Now showing 1 - 1 of 1
  • Thumbnail Image
    Item
    Hydrocarbon biosynthesis by bacteria : genes and hydrocarbon products.
    (2010-12) Sukovich, David John
    Various publications have reported that microorganisms have the ability to produce hydrocarbons. One of these organisms, Vibrio furnissii M1, was reported to produce n-alkanes. Genomic analysis and biochemical studies revealed that the findings reported by Park et al. were not reproducible in our laboratory. Other heterotrophic bacteria were shown to produce hydrocarbons though. One of these organisms, Shewanella oneidensis MR-1, was found to produce 3,6,9,12,15,19,22,25,28-hentriacontanonaene.

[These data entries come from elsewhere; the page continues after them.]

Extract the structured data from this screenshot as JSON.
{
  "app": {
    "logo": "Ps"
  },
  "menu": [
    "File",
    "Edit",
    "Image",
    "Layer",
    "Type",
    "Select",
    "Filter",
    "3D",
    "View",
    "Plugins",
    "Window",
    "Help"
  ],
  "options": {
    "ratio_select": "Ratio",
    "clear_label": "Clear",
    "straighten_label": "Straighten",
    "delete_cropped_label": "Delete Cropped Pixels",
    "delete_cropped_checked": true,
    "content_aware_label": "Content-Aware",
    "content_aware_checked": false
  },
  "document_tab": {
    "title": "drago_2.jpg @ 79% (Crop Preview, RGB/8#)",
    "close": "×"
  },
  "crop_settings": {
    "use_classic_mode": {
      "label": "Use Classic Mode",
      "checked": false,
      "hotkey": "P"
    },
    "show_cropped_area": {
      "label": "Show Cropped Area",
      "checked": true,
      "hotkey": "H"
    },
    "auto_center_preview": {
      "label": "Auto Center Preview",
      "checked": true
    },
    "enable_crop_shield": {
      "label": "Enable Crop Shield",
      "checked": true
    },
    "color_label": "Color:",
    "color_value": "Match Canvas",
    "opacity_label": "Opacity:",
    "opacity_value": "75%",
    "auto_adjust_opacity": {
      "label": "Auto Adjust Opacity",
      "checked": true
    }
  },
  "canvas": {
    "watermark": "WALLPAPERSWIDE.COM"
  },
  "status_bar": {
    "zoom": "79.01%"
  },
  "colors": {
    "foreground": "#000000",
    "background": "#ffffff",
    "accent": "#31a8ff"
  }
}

Hydrocarbon production in S. oneidensis was dependent upon the polyunsaturated fatty acid synthesis pathway and a relationship between temperature and hydrocarbon production was identified. Genomic analysis and mutation studies found that hydrocarbon production was dependent upon a gene cluster, designated oleA, oleB, oleC, and oleD. The OleA protein condenses two fatty acyl CoA chains in a head-to-head manner to produce a compound that, if the OleBCD proteins are not present, is spontaneously decarboxylated to a ketone. Homologs to the oleABCD genes were found in all heterotrophic bacteria reported to produce hydrocarbons. Searches of genomic databases found that 1.9% of all sequenced genomes have oleABCD gene homologs. These bacteria include members from the γ- and δ-Proteobacteria, Actinobacteria, Verrucomicrobia, Planctomycetes, and Chloroflexi Phyla. Bacteria containing the oleABCD homologs not previously characterized for hydrocarbons were obtained and tested for polyolefin production. It was found that if the genes were present, bacteria produced alkenes. A correlation between OleA amino acid sequence and product formation was also discovered. When different OleA proteins were expressed heterologously in non-native bacterial backgrounds, the bacteria hosts were able to produce ketones. Ketone production could be increased using alternative plasmid promoters and regulation sequences. Preliminary experiments investigated strategies for cloning and expressing an oleA gene in cyanobacteria heterologously. Also, exploratory experiments were conducted to determine if ketone production by Shewanella might enhance cell growth when antibiotics, detergents, or other potentially inhibitory chemicals were added to the growth media.